On the tougher trails, very little time is spent on level terrain. You are either facing a series of climbing switchbacks or you’re looking down at them. Some descents are scary and slowing down or stopping could cause you to tumble down backward. It was just like old times! I was glad to maintain so much energy throughout these sections. By two miles I felt like I’d run more than double that distance.

The only way out is up
Perspective showing steepness

At one point I found myself at the bottom of a section where all trails out looked like 20% grades or more. I took a few seconds to assess which hill to climb. I didn’t want to pick the wrong one and find myself on the wrong side where I’d need to go through that exercise again. It turned out I chose wisely (I used the direction of the sun as a guide) and soon was on my way. A few minutes later I found myself in familiar territory outside the “Zone of Intensity.”

The rest of the run was far easier and I encountered many more people hiking and running on the flatter trails. Looking at my data on Garmin Connect, I can see that my pace outside the the “zone” was two minutes faster than when I was running through the tough sections. It was hard to believe that whole run took me less than 50 minutes.

Today and yesterday were great workouts that tested me in very different ways. I’m happy with my conditioning, but I’m not quite at target in terms of speed. I’ll continue to focus on that in the coming weeks and will continue to get trail runs in when practical. In the old days, I would usually report that Stillwell got the best of me on runs like this. Today, I’d call it a tie.
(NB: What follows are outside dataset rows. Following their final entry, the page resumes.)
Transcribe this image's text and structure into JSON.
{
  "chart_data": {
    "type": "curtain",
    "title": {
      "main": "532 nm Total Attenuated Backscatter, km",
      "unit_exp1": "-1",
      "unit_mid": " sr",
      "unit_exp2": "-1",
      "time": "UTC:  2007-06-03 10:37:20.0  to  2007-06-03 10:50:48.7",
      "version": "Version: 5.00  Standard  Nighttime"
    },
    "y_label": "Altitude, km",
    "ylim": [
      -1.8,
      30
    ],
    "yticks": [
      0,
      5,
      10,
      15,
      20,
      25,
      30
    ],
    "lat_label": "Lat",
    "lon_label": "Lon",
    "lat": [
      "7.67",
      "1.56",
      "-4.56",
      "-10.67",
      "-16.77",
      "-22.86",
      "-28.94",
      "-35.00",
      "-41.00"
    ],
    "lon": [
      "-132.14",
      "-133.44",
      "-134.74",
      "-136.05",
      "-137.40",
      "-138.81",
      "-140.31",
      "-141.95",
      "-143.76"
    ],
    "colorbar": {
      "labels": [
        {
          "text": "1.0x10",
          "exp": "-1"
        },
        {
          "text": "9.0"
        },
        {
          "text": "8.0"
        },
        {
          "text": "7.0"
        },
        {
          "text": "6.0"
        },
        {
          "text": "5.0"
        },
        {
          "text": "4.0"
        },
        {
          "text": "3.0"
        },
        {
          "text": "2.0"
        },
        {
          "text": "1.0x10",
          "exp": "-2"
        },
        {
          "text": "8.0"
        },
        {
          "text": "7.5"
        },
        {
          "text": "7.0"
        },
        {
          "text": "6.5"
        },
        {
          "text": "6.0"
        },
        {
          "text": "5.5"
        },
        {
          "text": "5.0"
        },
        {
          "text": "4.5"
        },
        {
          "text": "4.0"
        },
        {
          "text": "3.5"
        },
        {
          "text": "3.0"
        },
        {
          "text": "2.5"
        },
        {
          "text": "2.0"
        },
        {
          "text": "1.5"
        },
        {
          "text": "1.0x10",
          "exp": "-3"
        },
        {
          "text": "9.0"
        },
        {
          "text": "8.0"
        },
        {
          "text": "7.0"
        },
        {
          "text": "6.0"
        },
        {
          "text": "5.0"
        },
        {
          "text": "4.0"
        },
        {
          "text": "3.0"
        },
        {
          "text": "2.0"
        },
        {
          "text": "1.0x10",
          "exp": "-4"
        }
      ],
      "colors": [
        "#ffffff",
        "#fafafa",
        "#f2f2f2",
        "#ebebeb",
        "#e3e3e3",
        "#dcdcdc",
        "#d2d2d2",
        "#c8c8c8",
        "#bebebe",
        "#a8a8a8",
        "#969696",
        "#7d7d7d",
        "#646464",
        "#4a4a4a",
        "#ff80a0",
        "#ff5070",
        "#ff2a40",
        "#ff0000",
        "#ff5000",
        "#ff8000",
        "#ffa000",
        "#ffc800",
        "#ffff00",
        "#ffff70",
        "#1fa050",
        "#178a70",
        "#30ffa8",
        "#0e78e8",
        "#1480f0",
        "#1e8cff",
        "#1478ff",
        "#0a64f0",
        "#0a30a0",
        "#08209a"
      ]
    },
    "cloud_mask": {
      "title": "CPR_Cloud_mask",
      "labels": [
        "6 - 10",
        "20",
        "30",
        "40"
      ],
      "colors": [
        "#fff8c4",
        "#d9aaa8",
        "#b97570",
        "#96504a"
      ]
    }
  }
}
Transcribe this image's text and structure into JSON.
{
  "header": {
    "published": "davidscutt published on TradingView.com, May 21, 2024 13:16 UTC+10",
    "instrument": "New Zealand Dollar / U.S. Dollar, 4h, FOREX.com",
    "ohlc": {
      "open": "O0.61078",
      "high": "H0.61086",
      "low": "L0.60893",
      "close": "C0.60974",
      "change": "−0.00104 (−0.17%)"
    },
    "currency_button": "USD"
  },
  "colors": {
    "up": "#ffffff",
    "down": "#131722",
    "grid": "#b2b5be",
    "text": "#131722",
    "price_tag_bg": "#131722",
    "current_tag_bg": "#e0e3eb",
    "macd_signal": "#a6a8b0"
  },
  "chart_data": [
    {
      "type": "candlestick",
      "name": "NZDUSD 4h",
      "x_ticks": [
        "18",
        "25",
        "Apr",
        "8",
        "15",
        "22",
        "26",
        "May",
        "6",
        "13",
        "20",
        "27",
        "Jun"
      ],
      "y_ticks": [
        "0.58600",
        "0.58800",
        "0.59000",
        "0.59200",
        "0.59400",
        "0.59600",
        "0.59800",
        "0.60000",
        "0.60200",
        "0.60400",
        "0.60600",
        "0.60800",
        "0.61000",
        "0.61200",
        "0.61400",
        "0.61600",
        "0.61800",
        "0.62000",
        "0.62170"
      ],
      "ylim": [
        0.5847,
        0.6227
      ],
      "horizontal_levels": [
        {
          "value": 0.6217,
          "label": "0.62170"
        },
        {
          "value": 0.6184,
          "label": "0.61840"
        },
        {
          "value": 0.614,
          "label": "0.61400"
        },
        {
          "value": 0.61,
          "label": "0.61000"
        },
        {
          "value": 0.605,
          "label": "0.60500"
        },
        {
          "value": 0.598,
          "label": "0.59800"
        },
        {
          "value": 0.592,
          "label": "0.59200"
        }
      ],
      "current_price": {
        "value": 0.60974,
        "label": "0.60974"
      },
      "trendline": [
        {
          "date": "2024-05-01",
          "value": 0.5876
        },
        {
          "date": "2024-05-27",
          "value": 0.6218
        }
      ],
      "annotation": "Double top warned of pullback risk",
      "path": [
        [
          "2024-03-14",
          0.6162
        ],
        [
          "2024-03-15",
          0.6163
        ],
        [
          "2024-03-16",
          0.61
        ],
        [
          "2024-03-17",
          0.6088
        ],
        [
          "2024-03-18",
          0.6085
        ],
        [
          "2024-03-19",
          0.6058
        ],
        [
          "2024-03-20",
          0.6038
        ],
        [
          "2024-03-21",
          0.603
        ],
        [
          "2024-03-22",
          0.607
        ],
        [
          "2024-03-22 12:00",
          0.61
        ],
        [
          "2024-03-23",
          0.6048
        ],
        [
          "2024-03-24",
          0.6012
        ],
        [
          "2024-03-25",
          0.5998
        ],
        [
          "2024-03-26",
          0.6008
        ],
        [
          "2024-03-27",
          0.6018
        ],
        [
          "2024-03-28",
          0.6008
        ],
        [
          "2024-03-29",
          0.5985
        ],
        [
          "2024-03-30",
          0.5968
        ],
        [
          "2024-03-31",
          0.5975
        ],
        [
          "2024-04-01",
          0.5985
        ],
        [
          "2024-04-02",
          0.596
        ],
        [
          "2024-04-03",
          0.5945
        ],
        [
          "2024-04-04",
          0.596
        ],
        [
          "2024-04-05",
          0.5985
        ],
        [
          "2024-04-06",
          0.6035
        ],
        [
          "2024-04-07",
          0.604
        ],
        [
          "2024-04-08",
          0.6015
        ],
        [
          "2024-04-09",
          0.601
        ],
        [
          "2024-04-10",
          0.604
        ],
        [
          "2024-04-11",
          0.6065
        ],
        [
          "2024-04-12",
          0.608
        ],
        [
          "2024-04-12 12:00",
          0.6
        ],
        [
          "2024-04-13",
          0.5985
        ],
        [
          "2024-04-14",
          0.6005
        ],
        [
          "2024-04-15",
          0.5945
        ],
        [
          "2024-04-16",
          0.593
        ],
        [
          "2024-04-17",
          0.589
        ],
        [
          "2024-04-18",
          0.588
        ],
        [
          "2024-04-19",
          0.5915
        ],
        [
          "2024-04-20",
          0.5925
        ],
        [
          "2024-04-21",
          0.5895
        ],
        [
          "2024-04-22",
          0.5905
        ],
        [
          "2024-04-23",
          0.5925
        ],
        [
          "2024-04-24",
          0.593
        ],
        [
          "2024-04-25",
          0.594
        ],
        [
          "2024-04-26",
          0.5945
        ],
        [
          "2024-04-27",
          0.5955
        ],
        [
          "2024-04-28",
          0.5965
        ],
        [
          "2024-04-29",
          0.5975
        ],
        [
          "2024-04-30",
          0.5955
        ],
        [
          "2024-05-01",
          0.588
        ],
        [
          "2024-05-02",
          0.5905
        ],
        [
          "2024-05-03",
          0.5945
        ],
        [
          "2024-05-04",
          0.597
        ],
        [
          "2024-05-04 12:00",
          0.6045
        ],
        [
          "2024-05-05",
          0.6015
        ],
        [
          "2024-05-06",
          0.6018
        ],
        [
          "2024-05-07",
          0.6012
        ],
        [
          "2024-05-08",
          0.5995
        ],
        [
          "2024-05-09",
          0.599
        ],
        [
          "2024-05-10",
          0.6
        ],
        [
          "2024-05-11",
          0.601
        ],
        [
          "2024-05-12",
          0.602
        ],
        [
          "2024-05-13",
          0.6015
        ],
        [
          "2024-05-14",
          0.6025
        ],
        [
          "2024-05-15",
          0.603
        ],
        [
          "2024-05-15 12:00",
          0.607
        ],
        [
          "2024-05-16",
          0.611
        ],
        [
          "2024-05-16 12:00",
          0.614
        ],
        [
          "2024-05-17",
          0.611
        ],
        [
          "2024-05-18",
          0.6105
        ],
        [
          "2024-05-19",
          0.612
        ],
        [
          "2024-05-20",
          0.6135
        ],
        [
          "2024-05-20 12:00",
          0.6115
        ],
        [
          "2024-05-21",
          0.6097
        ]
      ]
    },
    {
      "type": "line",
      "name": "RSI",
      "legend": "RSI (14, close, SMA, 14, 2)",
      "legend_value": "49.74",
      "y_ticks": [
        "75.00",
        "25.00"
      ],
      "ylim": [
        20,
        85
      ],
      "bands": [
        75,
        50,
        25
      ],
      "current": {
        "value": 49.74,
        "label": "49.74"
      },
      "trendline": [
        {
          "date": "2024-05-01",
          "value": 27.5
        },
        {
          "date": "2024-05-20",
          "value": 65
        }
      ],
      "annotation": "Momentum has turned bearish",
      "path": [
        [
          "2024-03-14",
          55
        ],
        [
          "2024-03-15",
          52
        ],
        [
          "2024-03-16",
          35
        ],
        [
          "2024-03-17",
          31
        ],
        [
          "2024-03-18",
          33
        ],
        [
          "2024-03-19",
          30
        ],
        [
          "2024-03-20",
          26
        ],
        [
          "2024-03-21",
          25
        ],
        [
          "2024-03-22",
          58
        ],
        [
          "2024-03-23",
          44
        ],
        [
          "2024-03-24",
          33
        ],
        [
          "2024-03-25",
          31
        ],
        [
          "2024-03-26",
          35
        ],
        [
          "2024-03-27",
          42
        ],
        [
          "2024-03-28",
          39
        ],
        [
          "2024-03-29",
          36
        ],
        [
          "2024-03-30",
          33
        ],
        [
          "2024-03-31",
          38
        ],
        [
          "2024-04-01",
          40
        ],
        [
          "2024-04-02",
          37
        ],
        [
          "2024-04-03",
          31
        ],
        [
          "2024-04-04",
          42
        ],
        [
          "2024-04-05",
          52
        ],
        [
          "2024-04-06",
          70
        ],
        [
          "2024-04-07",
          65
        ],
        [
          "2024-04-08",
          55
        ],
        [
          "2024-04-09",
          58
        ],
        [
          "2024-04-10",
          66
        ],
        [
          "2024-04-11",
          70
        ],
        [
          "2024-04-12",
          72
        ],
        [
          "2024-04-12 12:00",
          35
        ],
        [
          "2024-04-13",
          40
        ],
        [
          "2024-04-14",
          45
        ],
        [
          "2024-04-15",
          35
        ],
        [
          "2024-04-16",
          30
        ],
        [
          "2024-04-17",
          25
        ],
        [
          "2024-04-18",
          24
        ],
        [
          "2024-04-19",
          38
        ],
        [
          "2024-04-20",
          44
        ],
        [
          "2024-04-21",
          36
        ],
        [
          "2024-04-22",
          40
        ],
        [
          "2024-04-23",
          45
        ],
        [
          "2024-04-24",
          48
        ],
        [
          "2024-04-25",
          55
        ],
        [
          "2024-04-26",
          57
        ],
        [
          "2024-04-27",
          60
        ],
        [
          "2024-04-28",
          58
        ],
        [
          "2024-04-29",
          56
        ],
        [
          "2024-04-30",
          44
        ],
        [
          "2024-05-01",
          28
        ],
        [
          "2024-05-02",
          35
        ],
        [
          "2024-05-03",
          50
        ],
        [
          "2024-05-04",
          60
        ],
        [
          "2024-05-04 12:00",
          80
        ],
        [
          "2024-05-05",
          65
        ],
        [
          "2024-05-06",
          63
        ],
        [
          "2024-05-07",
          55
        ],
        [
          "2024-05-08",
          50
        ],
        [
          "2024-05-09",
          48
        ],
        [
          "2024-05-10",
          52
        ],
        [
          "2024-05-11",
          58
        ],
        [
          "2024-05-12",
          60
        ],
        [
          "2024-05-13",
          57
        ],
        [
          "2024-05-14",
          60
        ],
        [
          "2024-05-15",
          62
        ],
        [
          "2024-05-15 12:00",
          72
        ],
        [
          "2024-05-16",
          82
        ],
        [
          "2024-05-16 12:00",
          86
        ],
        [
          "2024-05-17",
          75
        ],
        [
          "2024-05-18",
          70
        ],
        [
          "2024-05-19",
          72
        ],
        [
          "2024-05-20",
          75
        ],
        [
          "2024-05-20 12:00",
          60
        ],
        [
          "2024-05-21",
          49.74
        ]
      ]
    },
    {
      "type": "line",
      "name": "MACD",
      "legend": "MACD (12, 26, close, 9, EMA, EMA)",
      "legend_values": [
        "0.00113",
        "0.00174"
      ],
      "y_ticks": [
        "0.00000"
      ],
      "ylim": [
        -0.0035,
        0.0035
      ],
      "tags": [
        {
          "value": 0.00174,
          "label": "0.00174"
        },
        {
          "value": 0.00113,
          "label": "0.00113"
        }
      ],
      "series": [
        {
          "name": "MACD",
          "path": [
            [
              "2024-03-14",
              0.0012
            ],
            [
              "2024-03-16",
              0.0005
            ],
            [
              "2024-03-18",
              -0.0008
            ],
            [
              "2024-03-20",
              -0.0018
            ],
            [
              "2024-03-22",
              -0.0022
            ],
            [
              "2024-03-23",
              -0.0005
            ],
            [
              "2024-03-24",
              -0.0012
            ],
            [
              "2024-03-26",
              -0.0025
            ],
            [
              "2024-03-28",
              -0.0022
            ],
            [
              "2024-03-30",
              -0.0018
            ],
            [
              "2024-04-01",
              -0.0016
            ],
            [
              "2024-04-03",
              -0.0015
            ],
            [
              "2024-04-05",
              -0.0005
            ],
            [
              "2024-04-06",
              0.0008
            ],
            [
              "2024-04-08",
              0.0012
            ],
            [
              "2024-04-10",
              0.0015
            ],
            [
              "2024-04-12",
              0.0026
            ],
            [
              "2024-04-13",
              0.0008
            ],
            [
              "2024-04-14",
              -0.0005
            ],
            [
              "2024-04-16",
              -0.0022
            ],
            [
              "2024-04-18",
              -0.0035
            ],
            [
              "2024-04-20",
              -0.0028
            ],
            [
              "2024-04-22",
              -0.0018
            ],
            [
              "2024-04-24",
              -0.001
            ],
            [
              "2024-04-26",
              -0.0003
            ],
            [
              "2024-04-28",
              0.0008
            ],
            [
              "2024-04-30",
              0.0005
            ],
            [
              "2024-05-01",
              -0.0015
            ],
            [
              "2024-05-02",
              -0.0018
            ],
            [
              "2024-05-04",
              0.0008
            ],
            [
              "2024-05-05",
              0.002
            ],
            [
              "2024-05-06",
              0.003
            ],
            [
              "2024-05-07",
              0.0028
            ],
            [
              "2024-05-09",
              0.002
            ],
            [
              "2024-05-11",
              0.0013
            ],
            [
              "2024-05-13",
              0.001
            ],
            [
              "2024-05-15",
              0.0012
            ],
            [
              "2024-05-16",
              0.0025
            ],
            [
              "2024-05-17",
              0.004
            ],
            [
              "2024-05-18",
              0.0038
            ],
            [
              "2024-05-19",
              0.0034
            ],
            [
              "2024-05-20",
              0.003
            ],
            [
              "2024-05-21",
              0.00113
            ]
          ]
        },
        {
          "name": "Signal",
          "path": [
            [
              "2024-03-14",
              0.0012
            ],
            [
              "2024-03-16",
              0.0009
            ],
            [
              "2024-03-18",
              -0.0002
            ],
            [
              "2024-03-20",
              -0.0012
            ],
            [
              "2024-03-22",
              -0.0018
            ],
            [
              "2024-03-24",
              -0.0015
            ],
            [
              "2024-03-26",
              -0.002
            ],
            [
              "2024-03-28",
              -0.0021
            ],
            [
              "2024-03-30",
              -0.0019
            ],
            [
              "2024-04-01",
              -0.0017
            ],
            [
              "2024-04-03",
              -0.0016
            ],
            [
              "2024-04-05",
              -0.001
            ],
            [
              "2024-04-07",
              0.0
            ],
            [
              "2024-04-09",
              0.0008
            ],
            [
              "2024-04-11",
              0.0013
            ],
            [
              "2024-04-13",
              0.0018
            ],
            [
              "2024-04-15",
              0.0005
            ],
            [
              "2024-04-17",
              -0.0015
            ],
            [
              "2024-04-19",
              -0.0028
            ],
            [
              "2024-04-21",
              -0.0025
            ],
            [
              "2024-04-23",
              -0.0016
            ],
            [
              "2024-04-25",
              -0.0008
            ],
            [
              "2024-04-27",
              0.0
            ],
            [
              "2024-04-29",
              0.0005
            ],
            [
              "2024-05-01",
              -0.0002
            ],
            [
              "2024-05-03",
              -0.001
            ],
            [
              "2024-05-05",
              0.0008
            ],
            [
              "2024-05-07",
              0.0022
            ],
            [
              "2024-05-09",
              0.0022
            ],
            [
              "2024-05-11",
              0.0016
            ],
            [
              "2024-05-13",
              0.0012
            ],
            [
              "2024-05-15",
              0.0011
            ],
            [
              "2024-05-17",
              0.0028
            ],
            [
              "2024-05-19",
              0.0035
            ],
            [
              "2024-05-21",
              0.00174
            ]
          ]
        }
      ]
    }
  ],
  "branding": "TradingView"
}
And a tie at Stillwell is basically a win.

6 thoughts on “At Stillwell, tie goes to the runner

  1. Doesn't sound like a tie to me, it sounds as if you rose to the challenge and crushed the hell out of it! You are on fire these last 2 weeks! Wasn't it cold? I could not get out of my own way today, it was like I had to conserve heat. I think we're going to be a team to be reckoned with!


  2. I wouldn't say I crushed it, but I did far better than I expected. The trick will be to build on my current fitness.It was really cold, even with lots of layers. The worst was my hands. My gloves were too lightweight but eventually my body heat made it to my extremities. Go Runsketeers!


  3. One of these days we should all run Stillwell together. It looks like a lot of fun. I'll wear my wrist, knee, and shin guards (maybe a helmet, as well). Just don't lose me. It looks kind of Blair Witchy. You did great! I like how you found your way using the sun, how very pioneer-like. I'm so psyched about our run! Anyone know where the nearest Starbucks is to the park? 🙂


  4. I will research Starbucks locations. I think Team ER may be joining us as well. A group Stillwell run would be a blast. The only way we would lose you is if you ran as fast in the woods as you do on pavement. As C will tell you, Stillwell is no picnic, but with its rises and falls you can think of it as nature's roller coaster.